When I discovered computers in middle and high school in the 1980s, I found a new way to play with primes. Now, rather than trying to step my way through the tricky paths of prime calculations in my head, I could devise algorithms that solved these problems for me. Using my parent’s Apple IIe computer, I wrote programs in BASIC to calculate primes. I loved seeing how they spilled out, fast at first, then slower and slower as the demands of calculating primes taxed the limits of the machine. I even commandeered the mainframe at the university where my dad taught, but that even slowed down after a while.
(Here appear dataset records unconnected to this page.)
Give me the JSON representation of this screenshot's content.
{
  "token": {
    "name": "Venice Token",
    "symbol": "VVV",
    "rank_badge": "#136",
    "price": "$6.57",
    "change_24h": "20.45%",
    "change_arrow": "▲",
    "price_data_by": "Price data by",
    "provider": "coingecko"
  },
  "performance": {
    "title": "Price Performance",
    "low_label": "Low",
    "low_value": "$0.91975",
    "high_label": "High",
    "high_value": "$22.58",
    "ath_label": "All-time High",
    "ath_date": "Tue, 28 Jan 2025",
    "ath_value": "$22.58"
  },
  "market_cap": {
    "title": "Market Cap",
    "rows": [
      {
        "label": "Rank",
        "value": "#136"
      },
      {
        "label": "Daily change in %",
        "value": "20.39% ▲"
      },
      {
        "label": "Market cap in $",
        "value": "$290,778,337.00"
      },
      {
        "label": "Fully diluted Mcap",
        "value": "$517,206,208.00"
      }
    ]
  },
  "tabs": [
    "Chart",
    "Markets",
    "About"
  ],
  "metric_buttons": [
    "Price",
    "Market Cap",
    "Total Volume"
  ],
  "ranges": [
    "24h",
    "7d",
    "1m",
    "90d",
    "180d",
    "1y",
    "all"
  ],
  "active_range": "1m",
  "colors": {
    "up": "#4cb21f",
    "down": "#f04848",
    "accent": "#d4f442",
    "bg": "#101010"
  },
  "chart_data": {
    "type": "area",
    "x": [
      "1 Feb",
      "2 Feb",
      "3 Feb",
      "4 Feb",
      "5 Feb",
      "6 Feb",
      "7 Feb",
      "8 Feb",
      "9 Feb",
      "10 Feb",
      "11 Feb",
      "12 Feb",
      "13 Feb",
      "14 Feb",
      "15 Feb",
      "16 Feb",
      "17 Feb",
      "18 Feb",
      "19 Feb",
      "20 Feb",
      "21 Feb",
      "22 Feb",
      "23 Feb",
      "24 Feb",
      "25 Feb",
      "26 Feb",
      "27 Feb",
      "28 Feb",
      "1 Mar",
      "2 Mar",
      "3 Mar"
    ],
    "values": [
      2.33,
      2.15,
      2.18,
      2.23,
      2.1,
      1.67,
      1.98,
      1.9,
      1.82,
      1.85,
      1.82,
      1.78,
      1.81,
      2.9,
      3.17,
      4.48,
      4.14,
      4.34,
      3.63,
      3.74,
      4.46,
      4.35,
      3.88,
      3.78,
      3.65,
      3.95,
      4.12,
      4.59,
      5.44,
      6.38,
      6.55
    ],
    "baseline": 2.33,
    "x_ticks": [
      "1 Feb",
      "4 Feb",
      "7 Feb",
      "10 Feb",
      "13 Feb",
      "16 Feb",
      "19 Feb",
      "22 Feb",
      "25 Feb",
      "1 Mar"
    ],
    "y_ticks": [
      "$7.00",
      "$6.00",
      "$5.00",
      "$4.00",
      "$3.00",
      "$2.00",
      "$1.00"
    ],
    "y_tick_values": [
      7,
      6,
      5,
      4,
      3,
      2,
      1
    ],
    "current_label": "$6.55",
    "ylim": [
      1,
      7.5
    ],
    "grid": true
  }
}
So, I set about trying to find more efficient ways to calculate primes. The easiest thing, of course, was to confine the counting and the division only to odd numbers. After listing 2 as prime you just had to divide every odd number by every other odd number. Over time, even that would bog down the program, so I began experimenting with different ways to make the programming more efficient. What if I stored every prime already solved in an array and then just divided each number by the members of the array rather than all the numbers that preceded it? In the early numbers this slowed the computer down, but later on the program ran more quickly.
What’s the point of all this? I don’t know. But that’s probably true of almost all play—it has no point, no end. Like prime numbers, play ceaselessly unfurls, never reaching an ultimate destination. What was the benefit of my play with primes? I don’t know if there was any, besides the development of a certain facility with numbers through mental calculation, though I never became a mathematician or even a programmer (despite starting off as a computer science major in college). I played with primes because at some level, doing so was fun. And as Johan Huizinga states in his foundational text on play, Homo Ludens, "it is precisely this fun-element that characterizes the essence of play."
Still, I can never quite shake the feeling that my love of playing with primes was just a little odd, and that’s why it was such a delight to find in Oliver Sacks a fellow fan of primes—it’s always easier to be a little weird when you find other weirdos in the world along with you.